'. '

Modular Java SE

From APIDesign

Revision as of 07:47, 23 October 2012 by JaroslavTulach (Talk | contribs)
Jump to: navigation, search

I like puzzles that tease my mind (a bit). Last week I've been introduced to one. Modularize JDK (as described at Mark Reinhold's blog). This page will capture my thoughts on this topic.

There can be many reasons for having modular JDK, but to simplify things, let's stick with one: we want to reach a point in future, when it will be enough to download just a limited set of JDK to execute an applet/application/server, etc.

Contents

False Expectations

Sometimes people expect to get better performance just by modularizing their application. This is probably a false expectation, at least in the initial step.

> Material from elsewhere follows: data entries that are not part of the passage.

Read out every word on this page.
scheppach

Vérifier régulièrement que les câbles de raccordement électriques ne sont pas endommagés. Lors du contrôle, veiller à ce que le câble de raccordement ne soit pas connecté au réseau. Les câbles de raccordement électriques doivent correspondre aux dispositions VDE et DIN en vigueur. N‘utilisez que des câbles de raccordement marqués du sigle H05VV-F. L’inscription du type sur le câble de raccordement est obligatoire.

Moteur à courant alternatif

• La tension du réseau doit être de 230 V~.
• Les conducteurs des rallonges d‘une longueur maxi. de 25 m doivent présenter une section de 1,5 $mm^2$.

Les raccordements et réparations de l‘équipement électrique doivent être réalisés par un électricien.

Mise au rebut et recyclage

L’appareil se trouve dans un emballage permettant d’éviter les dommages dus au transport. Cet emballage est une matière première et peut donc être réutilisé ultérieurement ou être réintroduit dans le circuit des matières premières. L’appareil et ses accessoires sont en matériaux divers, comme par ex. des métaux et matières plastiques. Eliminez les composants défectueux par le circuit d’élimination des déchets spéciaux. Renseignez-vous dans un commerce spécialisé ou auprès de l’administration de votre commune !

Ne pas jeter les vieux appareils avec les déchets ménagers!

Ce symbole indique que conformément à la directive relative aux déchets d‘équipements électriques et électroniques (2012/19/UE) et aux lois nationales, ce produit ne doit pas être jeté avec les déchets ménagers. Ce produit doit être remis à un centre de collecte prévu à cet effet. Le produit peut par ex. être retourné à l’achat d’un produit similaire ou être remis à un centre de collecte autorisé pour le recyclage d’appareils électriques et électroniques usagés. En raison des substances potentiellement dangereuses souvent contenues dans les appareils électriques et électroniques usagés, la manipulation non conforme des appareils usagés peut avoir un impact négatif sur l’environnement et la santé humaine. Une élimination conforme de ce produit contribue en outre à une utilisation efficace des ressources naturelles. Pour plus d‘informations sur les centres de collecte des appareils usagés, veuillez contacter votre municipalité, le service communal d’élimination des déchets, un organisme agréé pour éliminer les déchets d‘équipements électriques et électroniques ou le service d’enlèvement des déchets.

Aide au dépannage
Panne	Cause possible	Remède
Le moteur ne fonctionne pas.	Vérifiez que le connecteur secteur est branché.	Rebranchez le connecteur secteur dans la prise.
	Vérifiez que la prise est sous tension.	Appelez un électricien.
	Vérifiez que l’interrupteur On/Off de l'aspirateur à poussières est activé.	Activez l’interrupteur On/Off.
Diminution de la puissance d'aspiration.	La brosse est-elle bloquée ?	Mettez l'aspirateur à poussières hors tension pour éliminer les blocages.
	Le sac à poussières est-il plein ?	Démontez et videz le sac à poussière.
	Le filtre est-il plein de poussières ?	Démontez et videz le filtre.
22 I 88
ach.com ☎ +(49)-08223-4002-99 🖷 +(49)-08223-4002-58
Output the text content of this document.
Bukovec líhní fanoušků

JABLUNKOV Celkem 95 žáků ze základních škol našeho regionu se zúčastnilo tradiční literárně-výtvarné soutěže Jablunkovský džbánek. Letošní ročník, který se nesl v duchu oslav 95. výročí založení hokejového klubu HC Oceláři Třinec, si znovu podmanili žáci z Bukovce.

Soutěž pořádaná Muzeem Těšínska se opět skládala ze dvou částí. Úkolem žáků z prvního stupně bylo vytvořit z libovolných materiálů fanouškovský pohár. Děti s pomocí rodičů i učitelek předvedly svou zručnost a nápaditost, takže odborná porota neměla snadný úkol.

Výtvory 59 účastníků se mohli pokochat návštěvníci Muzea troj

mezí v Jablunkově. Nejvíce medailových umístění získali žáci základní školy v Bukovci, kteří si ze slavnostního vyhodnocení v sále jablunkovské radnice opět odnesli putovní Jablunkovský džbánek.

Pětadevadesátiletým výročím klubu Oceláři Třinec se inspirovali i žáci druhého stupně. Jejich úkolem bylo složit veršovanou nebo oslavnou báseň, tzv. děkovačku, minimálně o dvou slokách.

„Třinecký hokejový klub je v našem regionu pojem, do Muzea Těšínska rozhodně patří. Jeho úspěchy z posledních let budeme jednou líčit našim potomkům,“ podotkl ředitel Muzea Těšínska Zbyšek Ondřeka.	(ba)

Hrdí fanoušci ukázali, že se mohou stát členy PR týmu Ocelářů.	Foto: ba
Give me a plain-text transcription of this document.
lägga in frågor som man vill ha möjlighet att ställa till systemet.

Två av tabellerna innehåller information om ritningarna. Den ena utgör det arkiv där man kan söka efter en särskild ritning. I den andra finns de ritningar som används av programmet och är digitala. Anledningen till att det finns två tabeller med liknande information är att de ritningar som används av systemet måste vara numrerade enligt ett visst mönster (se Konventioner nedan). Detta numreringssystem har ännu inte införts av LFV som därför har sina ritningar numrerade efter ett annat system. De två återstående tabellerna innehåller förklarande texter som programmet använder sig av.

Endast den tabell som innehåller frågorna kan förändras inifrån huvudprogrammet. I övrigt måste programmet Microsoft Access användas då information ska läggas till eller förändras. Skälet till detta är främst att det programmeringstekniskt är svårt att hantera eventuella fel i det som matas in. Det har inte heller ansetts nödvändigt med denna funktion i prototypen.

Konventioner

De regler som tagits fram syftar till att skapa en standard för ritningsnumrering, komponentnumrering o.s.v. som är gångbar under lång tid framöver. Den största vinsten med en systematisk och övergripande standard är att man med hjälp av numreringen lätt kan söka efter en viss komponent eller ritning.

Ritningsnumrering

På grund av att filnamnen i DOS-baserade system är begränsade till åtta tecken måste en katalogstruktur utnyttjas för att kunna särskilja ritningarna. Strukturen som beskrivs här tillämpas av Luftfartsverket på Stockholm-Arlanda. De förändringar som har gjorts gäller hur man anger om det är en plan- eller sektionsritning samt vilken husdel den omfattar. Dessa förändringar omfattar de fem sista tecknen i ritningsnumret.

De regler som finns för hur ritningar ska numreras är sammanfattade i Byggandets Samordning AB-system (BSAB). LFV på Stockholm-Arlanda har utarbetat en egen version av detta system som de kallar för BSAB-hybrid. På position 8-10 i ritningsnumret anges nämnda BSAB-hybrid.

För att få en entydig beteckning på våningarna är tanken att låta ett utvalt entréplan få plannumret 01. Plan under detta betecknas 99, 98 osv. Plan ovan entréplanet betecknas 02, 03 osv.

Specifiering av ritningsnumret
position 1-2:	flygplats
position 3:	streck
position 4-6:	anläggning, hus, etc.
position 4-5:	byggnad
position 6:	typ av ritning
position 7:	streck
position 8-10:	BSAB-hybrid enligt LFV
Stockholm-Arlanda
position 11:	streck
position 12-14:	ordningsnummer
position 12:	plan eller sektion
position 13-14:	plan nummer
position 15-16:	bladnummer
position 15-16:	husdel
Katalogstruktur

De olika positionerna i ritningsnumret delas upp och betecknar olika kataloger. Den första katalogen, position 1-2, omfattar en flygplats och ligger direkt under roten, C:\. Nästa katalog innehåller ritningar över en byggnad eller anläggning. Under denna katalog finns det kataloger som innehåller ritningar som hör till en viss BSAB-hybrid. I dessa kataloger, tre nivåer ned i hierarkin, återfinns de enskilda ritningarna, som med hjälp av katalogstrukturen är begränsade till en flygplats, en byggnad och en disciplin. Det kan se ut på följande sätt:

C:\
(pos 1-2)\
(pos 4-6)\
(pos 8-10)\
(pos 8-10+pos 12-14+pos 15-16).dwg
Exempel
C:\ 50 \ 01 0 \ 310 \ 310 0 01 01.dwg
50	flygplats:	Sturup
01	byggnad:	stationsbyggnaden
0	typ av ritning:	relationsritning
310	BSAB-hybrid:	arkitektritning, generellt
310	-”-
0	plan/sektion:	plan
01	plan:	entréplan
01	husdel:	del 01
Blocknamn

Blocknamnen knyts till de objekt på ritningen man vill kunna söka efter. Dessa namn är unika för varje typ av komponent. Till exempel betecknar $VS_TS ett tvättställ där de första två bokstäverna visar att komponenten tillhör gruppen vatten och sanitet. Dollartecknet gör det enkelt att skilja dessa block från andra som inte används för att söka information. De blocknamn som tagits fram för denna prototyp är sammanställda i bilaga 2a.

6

By trivially splitting a JAR into ten smaller ones, one can only increase the amount of work done by the system. Instead of opening just one JAR and reading list of its entries, one needs to do this operation ten times, and this is obviously slower, especially when operating system caches are empty (e.g. after boot). Also the mutual communication between the newly separated pieces of the application will require some overhead. Not much, but certainly something.

I have faced this when I split the monolithic openide.jar - a JAR with majority of NetBeans APIs back in 2005 (see the project page for more details). When I divided the big JAR into fifteen smaller, the start time of NetBeans IDE increased by 5%. I was seeking for reasons of such slowdown for the whole release and managed to eliminate it somehow, but the proper fix was still waiting to be discovered.

These days the NetBeans IDE starts faster then it used to before its modularization - we improved the infrastructure and made it more module friendly. We created various caches (for content of META-INF/MANIFEST.MF files of all modules, for META-INF/services, for classes loaded during start, for layout of files on disk, NetBeansLayers, etc.) and these days (NetBeans IDE 6.5, or 6.7) we don't open the modularized JARs at all. Thus we have the deployment benefits as claimed in manifesto of modular programming, while during runtime the system behaves like a monolithic application.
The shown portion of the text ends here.